Тут дядя Коля снова кашлянул, уже одобрительно, демонстрируя уважение к профессии земляка.

– Так вы, – изумился Родька, потирая травмированный в детстве висок, – вы что ж, еще в Москве? Это самое…

– В Москве, дядя Родион! – подтвердила Верка. – В столице!… – И, будто решившись на что-то важное, добавила: – Беркас Сергеич! Что ж мы с вами? Неужто станем голову людям морочить? Не чужие же нам: и дядя Родион, и тетя Лиза… Говорите уж все, как есть. Что в Лондон вместе летим, и вообще.

Верка снова ободряюще подмигнула Беркасу.

– Что значит вообще?! – поперхнулся Каленин. – Какой Лондон? Может, хватит людям голову морочить?! – обратился он к Верке. Непонятная шутка явно вышла за допустимые границы, и Беркас уже пожалел, что подыграл коварной девице. – Ни в какой Лондон мы с этой девушкой не летим! – обратился он к присутствующим. – И вообще… – он замолк, чувствуя, что его слова звучат как запоздалое оправдание.

Все смотрели на него с откровенным удивлением и плохо скрываемым недоверием.

– Земляки сердешные! – высказался, наконец, дядя Коля, придвигая к себе открытую Веркой бутылку. – Я так скажу: не нашего ума это дело. Ты, Вера, зря так – сразу все на публику вывалила. Это дело ваше личное. Интимное даже! А ты, Беркас Сергеич, мужскую долю держи, раз так вышло.

– Да что вышло? Что? – возмутился Каленин, медленно начиная осознавать, что по уши вляпался в дурацкую историю. Он сердито двинулся в сторону Верки, а та опасливо попятилась к двери.

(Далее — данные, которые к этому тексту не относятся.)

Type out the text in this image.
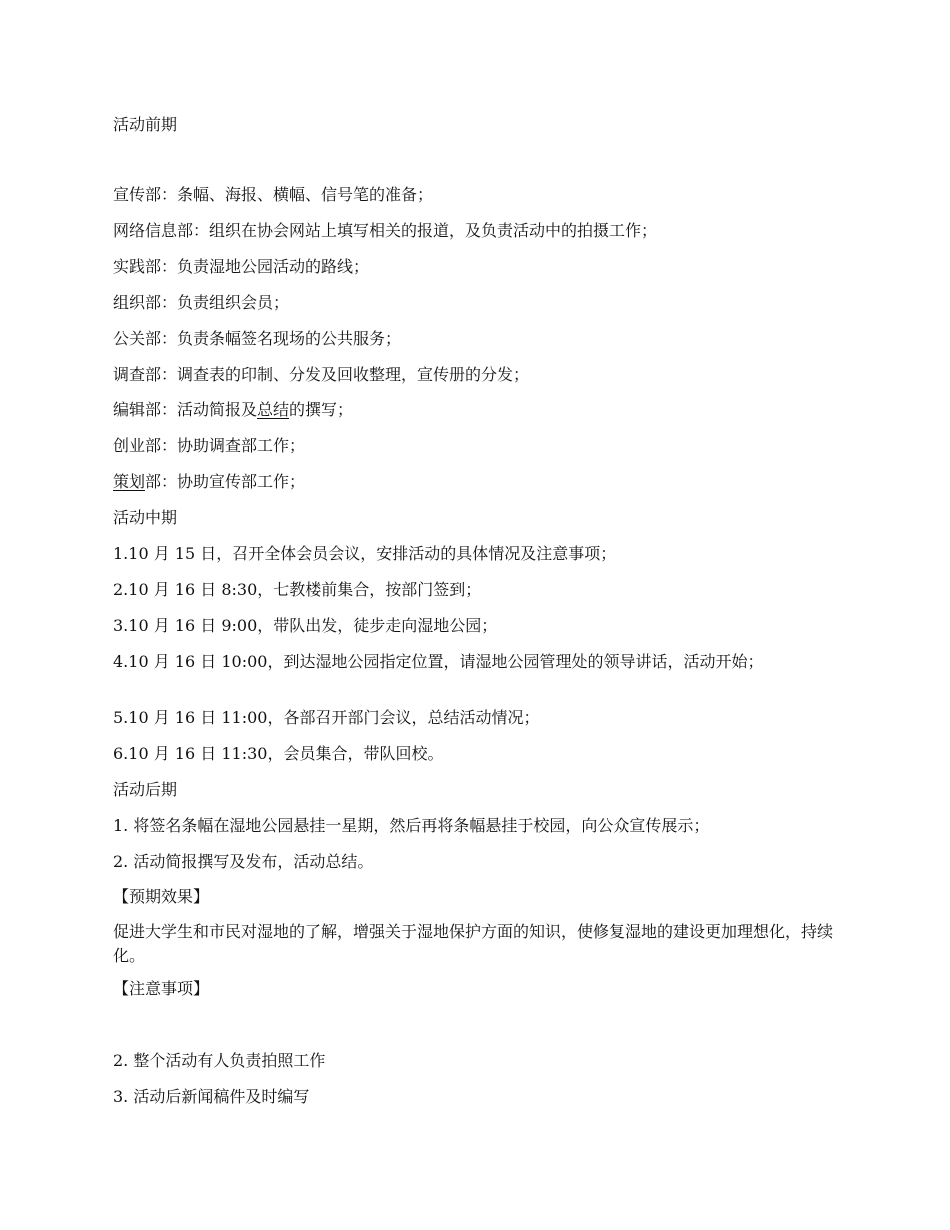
活动前期

宣传部：条幅、海报、横幅、信号笔的准备；

网络信息部：组织在协会网站上填写相关的报道，及负责活动中的拍摄工作；

实践部：负责湿地公园活动的路线；

组织部：负责组织会员；

公关部：负责条幅签名现场的公共服务；

调查部：调查表的印制、分发及回收整理，宣传册的分发；

编辑部：活动简报及总结的撰写；

创业部：协助调查部工作；

策划部：协助宣传部工作；

活动中期

1.10 月 15 日，召开全体会员会议，安排活动的具体情况及注意事项；

2.10 月 16 日 8:30，七教楼前集合，按部门签到；

3.10 月 16 日 9:00，带队出发，徒步走向湿地公园；

4.10 月 16 日 10:00，到达湿地公园指定位置，请湿地公园管理处的领导讲话，活动开始；

5.10 月 16 日 11:00，各部召开部门会议，总结活动情况；

6.10 月 16 日 11:30，会员集合，带队回校。

活动后期

1. 将签名条幅在湿地公园悬挂一星期，然后再将条幅悬挂于校园，向公众宣传展示；

2. 活动简报撰写及发布，活动总结。

【预期效果】

促进大学生和市民对湿地的了解，增强关于湿地保护方面的知识，使修复湿地的建设更加理想化，持续化。

【注意事项】

2. 整个活动有人负责拍照工作

3. 活动后新闻稿件及时编写
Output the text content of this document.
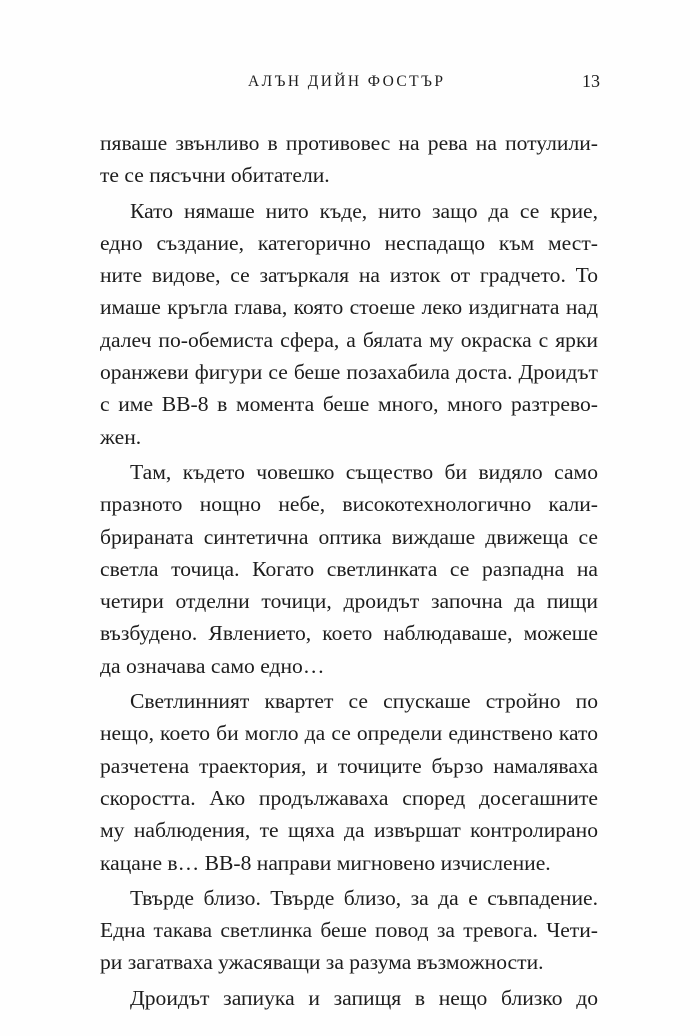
АЛЪН ДИЙН ФОСТЪР	13
пяваше звънливо в противовес на рева на потулили-
те се пясъчни обитатели.
Като нямаше нито къде, нито защо да се крие,
едно създание, категорично неспадащо към мест-
ните видове, се затъркаля на изток от градчето. То
имаше кръгла глава, която стоеше леко издигната над
далеч по-обемиста сфера, а бялата му окраска с ярки
оранжеви фигури се беше позахабила доста. Дроидът
с име BB-8 в момента беше много, много разтрево-
жен.
Там, където човешко същество би видяло само
празното нощно небе, високотехнологично кали-
брираната синтетична оптика виждаше движеща се
светла точица. Когато светлинката се разпадна на
четири отделни точици, дроидът започна да пищи
възбудено. Явлението, което наблюдаваше, можеше
да означава само едно…
Светлинният квартет се спускаше стройно по
нещо, което би могло да се определи единствено като
разчетена траектория, и точиците бързо намаляваха
скоростта. Ако продължаваха според досегашните
му наблюдения, те щяха да извършат контролирано
кацане в… BB-8 направи мигновено изчисление.
Твърде близо. Твърде близо, за да е съвпадение.
Една такава светлинка беше повод за тревога. Чети-
ри загатваха ужасяващи за разума възможности.
Дроидът запиука и запищя в нещо близко до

– А то! – веско ответил дядя Коля, реагируя на риторический вопрос Беркаса. – Было и было! Там, в столице, и не такое случается. Ты, кстати, женатый будешь, Беркас Сергеич, али как?

– Али как, – буркнул Каленин, и тут же смущенно пояснил, опять вспомнив свою Асю: – Разведен… пока. К чему это ты, дядя Коля?

– Да так! Если разведенный, то это, конечно, иной разворот. Разведенному вроде как можно! Но все одно, вы это, не выставляйтесь напоказ со своим… знакомством. В Лондоне – пожалуйста, – дядя Коля сурово взглянул на Верку. – А у нас тут, на Сердце, не надо бы… Не принято тут! Все-таки возраст у тебя, Беркас Сергеевич! Да и временный ты на острове человек: сегодня тут, а завтра ищи тебя на просторах Отечества или в заграницах. А девке жить…

– Вы что, с ума посходили?! – взорвался, наконец, Беркас. – Пошутила она! Прикололась! Зачем, ума не приложу!… Вера! Скажите же им, в конце концов, и перестаньте дурака валять!